A.
Usaha yang di Tempuh untuk Mengantisipasi Dampak
Riba
Adapun upaya yang dilakukan dalam
mengantisipasi praktek riba adalah:
1. Upaya
yang bersifat preventif (pencegahan)
Adapun
upaya yang sifatnya preventif adalah sebagai berikut:
a). Menerapkan
sistem pendidikan Islam yang benar
Islam adalah agama Islam dan cahaya, bukanlah suatu agama
kebodohan, sumbernya adalah wahyu Allah al-Qur’ân, dia merupakan kitab ilmu.
Ayat-ayat yang pertama kali diturunkan adalah:
اقْرَأْ
بِاسْمِ رَبِّكَ الَّذِي خَلَقَ,
خَلَقَ الْإِنسَانَ مِنْ عَلَقٍ, اقْرَأْ
وَرَبُّكَ الْأَكْرَمُ,
الَّذِي عَلَّمَ بِالْقَلَمِ,
عَلَّمَ الْإِنسَانَ مَا لَمْ يَعْلَمْ) النساء:١٦١(
Artinya: Bacalah dengan (menyebut) nama Tuhanmu yang menciptakan. Dia
menciptakan manusia dari segumpal darah. Bacalah dan Tuhanmu yang paling pemurah,
yang mengajarkan manusia dengan kalam.
Dia mengajarkan manusia apa yang tiada di ketahui. (Qs. Al- ‘Alaq: 1-5).
Membaca adalah kunci untuk memahami ilmu, al-Qur’ân
diturunkan untuk orang-orang berilmu, sebagaimana firman Allah dalam surat Fushilat
ayat 3 :
كِتَابٌ فُصِّلَتْ آيَاتُهُ قُرْآناً عَرَبِيّاً
لِّقَوْمٍ يَعْلَمُونَ) فصلت:٣(
Artinya: Kitab yang dijelaskan ayat-ayatnya, yakni bacaan dalam bahasa
Arab, untuk kaum yang berilmu. (Qs. Fushilat : 3).

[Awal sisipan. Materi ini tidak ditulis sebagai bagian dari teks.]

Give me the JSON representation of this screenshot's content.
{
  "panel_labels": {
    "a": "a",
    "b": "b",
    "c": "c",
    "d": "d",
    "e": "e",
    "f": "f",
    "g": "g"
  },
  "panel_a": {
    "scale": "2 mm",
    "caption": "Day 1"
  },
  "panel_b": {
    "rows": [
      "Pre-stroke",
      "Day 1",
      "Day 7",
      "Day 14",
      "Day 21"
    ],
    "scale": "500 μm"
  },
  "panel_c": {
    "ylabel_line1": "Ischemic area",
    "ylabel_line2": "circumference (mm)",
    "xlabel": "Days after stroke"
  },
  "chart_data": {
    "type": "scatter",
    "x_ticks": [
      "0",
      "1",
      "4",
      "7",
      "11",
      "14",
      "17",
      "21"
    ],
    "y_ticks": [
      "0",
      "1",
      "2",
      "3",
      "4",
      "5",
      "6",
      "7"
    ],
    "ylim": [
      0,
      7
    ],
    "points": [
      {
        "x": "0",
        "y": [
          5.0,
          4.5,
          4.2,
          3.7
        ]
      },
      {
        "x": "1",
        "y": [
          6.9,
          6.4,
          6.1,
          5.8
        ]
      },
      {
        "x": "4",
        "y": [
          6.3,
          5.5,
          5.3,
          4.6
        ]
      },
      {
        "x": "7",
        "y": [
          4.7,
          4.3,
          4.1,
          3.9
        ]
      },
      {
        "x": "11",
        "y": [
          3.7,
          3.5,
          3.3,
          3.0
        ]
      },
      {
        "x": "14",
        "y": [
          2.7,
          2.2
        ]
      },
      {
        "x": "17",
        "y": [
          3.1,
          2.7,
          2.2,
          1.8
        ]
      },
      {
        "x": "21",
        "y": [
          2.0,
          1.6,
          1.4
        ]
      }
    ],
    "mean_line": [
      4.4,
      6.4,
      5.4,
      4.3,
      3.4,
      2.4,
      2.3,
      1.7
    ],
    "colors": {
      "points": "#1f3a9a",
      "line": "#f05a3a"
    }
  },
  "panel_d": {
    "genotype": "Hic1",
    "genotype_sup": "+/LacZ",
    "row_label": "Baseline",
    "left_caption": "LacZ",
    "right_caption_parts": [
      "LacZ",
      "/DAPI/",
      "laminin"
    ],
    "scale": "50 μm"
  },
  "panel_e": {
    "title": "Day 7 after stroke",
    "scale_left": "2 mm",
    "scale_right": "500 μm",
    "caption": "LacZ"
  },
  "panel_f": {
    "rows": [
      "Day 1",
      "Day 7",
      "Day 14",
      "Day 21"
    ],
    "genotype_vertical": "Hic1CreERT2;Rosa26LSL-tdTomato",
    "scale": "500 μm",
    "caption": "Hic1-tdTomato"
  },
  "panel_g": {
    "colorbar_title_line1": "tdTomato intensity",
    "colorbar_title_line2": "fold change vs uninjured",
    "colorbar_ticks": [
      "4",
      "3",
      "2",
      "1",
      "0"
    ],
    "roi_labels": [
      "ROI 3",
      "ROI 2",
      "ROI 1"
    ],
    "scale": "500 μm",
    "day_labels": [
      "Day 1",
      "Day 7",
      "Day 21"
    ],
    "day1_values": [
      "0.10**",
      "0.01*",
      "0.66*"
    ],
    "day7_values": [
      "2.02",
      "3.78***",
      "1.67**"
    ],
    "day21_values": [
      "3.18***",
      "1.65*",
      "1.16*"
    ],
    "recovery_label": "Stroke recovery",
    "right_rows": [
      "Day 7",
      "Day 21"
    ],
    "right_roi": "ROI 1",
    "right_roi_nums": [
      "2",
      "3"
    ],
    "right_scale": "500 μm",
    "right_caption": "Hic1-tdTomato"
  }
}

Al-Qur’ân telah menjadikan ilmu sebagai asas dan kemuliaan
antara manusia. Allah berfirman dalam surat
Az -zumar ayat 9 :
أَمَّنْ هُوَ قَانِتٌ آنَاء اللَّيْلِ سَاجِداً
وَقَائِماً يَحْذَرُ الْآخِرَةَ وَيَرْجُو رَحْمَةَ رَبِّهِ قُلْ هَلْ يَسْتَوِي الَّذِينَ
يَعْلَمُونَ وَالَّذِينَ لَا يَعْلَمُونَ إِنَّمَا يَتَذَكَّرُ أُوْلُوا الْأَلْبَابِ) الزمر:٩(
Artinya: (Apakah kamu hai orang musyrik yang lebih beruntung) ataukah
orang yang beribadat di waktu-waktu malam dengan sujud dan berdiri, sedang ia
takut kepada (azab) akhirat dan mengharapkan rahmat Tuhannya? Katakanlah:
"Adakah sama orang-orang yang mengetahui dengan orang-orang yang tidak
mengetahui?" Sesungguhnya orang yang berakallah yang dapat menerima
pelajaran. (Qs. Az-Zumar : 9).
Demikian juga ahlul ilmi adalah
orang-orang yang paling takut kepada Allah
dan bertakwa kepada-Nya, Allah berfirman dalam surat Al-fatir ayat 28 :
وَمِنَ النَّاسِ وَالدَّوَابِّ وَالْأَنْعَامِ
مُخْتَلِفٌ أَلْوَانُهُ كَذَلِكَ إِنَّمَا يَخْشَى اللَّهَ مِنْ عِبَادِهِ الْعُلَمَاء
إِنَّ اللَّهَ عَزِيزٌ غَفُورٌ) فاطر:٢٨(
Artinya: Dan demikian (pula) di antara manusia, binatang-binatang melata dan
binatang-binatang ternak ada yang bermacam-macam warnanya (dan jenisnya).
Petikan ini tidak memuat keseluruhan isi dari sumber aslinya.